Enzo la ayudó, dejando caer el cinturón al suelo con un ruido sordo. Su mirada era intensa, completamente enfocada en ella, mientras sus manos bajaban para acariciar sus piernas, subiendo por el borde de su vestido. Amatista se inclinó hacia atrás ligeramente, apoyándose con las manos sobre el escritorio, mientras Enzo seguía explorándola con pasión creciente.
—¿Sabes cuánto me gusta verte así? —dijo él, dejando un beso en su muslo, provocando que Amatista cerrara los ojos por un momento.
—Entonces sigue mirándome, amor —respondió ella con una sonrisa desafiante, su voz cargada de deseo.
Enzo no necesitó más invitación. Sus manos firmes continuaron deslizándose por su cuerpo mientras sus labios exploraban cada rincón que encontraban. La oficina, que unos momentos antes había sido un espacio elegante y frío, ahora se llenaba del calor de su conexión.
Amatista lo atrajo hacia ella, tirando suavemente de su cabello mientras sus labios volvían a encontrarse en un beso que hablaba más que cualquier palabra.
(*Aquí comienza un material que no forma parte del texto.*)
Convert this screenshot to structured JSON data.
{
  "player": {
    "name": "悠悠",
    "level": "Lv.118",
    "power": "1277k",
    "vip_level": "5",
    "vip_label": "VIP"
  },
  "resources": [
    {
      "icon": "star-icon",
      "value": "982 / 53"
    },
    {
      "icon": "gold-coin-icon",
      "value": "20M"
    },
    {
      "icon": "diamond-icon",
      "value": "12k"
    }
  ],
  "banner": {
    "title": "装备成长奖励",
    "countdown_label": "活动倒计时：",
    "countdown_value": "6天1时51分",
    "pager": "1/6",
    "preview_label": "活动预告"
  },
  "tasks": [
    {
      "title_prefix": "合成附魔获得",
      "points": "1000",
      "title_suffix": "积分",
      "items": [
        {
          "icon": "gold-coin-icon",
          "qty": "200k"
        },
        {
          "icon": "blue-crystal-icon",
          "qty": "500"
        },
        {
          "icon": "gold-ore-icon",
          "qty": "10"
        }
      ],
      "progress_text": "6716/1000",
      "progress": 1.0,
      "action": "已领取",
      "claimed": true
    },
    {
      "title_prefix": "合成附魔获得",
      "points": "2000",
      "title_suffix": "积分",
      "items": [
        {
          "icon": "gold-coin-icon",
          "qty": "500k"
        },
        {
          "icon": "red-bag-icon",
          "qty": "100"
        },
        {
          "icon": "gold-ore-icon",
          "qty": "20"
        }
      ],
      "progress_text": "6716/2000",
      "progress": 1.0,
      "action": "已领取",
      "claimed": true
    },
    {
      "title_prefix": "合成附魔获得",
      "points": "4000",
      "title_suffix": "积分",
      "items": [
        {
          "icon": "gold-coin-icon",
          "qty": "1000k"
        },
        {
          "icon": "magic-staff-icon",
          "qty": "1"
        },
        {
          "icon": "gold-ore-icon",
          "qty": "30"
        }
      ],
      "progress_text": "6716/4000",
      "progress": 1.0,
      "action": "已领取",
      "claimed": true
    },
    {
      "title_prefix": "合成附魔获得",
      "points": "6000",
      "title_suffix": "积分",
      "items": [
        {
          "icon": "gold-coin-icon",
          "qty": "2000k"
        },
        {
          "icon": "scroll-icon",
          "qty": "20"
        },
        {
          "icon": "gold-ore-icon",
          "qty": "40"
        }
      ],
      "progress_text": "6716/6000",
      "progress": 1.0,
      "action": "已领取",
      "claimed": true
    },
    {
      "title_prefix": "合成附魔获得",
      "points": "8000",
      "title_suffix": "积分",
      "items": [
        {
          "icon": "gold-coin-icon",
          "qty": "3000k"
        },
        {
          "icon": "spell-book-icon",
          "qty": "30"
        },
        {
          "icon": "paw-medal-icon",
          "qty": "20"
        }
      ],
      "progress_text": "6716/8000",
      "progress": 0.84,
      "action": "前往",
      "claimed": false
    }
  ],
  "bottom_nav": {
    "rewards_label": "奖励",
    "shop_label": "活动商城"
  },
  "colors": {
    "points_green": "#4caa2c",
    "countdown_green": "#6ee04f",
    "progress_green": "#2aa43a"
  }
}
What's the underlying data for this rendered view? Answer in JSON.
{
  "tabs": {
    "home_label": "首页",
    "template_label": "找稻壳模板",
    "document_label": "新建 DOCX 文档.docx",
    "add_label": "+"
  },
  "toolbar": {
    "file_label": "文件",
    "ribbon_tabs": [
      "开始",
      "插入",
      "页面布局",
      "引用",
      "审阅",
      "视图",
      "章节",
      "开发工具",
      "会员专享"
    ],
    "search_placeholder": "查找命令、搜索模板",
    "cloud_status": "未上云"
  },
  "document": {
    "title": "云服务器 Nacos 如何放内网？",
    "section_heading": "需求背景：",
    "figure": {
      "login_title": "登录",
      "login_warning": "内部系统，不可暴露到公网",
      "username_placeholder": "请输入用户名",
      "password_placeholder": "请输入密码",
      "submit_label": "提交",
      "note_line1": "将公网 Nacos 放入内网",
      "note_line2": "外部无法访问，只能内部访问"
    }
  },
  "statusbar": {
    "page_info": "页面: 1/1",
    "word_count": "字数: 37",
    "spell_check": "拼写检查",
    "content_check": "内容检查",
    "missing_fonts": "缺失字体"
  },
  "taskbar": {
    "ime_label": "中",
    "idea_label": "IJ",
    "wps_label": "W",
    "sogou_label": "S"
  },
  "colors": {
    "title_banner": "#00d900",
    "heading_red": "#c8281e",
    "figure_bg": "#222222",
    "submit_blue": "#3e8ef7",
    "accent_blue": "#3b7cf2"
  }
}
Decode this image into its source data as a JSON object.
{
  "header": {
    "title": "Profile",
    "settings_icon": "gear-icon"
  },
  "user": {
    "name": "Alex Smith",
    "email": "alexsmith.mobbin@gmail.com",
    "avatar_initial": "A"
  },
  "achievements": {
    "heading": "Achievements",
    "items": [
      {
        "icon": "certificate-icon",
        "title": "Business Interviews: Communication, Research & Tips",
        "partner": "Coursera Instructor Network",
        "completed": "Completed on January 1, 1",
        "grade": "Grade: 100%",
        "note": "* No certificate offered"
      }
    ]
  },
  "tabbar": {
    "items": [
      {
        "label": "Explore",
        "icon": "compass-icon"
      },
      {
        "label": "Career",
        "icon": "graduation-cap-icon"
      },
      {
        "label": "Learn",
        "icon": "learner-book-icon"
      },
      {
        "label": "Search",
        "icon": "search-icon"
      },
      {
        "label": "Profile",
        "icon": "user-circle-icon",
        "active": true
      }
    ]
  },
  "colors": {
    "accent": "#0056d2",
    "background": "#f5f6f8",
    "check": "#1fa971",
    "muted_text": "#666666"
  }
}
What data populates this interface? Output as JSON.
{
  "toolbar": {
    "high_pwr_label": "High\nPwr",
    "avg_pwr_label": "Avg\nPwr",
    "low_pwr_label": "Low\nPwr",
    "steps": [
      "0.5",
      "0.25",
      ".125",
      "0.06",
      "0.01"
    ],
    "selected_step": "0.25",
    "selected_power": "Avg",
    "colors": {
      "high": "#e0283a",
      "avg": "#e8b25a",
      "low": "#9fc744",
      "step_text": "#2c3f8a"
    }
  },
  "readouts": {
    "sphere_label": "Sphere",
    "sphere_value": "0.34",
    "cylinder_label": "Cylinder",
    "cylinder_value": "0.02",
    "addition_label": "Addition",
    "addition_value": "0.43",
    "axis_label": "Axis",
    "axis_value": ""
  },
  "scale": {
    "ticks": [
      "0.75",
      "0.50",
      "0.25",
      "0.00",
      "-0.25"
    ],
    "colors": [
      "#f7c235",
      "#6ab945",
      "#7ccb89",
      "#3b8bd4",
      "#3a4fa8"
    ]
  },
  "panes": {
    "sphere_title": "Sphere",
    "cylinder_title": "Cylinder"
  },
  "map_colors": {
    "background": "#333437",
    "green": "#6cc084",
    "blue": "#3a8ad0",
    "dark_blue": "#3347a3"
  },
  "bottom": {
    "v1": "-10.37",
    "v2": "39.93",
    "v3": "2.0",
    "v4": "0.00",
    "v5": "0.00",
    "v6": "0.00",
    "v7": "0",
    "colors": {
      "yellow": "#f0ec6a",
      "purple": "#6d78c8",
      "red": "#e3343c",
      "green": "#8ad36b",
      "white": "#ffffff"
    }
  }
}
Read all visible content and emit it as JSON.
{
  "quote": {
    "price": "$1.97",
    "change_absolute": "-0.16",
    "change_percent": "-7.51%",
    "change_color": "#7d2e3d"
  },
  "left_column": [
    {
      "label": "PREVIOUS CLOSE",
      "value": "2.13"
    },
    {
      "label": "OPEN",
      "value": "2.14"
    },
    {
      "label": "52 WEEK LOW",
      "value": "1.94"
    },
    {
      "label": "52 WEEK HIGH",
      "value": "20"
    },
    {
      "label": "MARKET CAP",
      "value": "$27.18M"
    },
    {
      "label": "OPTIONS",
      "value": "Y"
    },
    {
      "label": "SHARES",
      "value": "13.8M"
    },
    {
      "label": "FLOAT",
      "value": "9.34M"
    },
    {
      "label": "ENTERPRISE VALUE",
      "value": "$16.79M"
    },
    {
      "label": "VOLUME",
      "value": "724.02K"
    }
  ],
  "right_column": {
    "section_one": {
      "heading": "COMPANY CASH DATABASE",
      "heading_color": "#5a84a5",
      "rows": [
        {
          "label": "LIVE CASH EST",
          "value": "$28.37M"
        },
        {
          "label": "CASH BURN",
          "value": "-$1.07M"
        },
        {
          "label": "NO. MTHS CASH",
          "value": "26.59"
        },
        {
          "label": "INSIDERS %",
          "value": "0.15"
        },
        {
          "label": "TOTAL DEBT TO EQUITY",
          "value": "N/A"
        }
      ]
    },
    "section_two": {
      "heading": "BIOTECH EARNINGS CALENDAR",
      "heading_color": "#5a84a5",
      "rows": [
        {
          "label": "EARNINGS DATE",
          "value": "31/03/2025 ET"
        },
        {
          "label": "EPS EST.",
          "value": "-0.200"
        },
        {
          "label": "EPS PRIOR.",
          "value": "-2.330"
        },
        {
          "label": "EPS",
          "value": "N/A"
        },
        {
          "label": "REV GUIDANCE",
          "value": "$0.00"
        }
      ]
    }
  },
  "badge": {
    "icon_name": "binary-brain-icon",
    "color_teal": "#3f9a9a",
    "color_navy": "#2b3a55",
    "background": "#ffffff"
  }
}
Sus movimientos eran perfectamente sincronizados, cada gesto cargado de deseo y una necesidad mutua que parecía imposible de saciar.
El tiempo pareció detenerse, y el resto del mundo quedó fuera de la ecuación mientras ambos se entregaban completamente el uno al otro, dejando que la pasión tomara el control en un lugar que ahora no era solo un espacio de trabajo, sino un rincón más en su historia juntos.